I went to the Perelman Building today, which is a satellite location of the Philadelphia Museum of Art. It was my first time at the Perelman! Probably the best part was seeing Marc Chagall's painting "Paris Through the Window" (indeed there is a special exhibit at the Perelman highlighting Chagall, Amedeo Modigliani, and Jean Metzinger, among others). Today was really the first time that Modigliani struck a strong interest with me. I like the influence of African art on his paintings, and it seems that he had quite the tragic life. He died young and poverty stricken, his death influencing his pregnant wife to kill herself shortly thereafter. Ugly stuff, sounds just as bad as what Arshile Gorky went through (I have got to write about Gorky at a later time).

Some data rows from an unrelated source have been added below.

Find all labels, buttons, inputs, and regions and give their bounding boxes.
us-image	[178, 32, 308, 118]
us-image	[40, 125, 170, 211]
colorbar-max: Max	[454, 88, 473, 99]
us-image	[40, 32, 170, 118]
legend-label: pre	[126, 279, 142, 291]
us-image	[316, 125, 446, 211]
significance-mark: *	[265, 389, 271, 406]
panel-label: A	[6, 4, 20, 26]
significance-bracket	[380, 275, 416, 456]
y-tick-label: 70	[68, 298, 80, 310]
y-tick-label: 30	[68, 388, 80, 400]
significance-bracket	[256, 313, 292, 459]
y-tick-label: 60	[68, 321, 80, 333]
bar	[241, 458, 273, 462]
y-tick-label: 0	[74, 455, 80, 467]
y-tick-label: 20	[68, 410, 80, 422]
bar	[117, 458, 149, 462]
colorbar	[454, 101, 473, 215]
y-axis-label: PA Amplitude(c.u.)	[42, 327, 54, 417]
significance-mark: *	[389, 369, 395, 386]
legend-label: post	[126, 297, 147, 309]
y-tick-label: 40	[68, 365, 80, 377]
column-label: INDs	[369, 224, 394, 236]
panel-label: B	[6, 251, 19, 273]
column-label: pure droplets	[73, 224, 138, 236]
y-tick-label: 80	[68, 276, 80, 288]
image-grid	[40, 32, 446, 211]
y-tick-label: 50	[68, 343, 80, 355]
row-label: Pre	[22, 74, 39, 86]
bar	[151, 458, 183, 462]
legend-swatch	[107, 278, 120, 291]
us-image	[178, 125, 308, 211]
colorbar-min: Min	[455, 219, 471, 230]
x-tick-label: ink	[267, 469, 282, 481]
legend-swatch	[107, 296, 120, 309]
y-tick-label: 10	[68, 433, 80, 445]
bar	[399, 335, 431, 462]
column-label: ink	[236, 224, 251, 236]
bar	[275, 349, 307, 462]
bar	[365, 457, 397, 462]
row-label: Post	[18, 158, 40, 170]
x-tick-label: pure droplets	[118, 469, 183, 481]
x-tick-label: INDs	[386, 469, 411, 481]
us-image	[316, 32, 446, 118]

The Perelman Building has an interesting education room, meant to be used by art teachers as a resource for putting together lesson plans. The kind ladies in the room there logged me onto a computer, so that I could browse a database of paintings, which featured high resolution images. It was a great way to look at the detail in Hieronymus Bosch paintings!
While I was in Philadelphia, I saw where the new Barnes Foundation will be, on the Benjamin Franklin Parkway. I had visited the original Barnes Foundation in Lower Merion some years ago. It of course featured an impressive collection of Renoir paintings, all jumbled up on the walls in a hardly cared for building. On the grounds of the new location, they have displayed a copy of a portrait of Albert C. Barnes, painted by none other than Giorgio de Chirico. I had been previously unaware of this painting (or had forgotten about it)! Pretty cool anyway.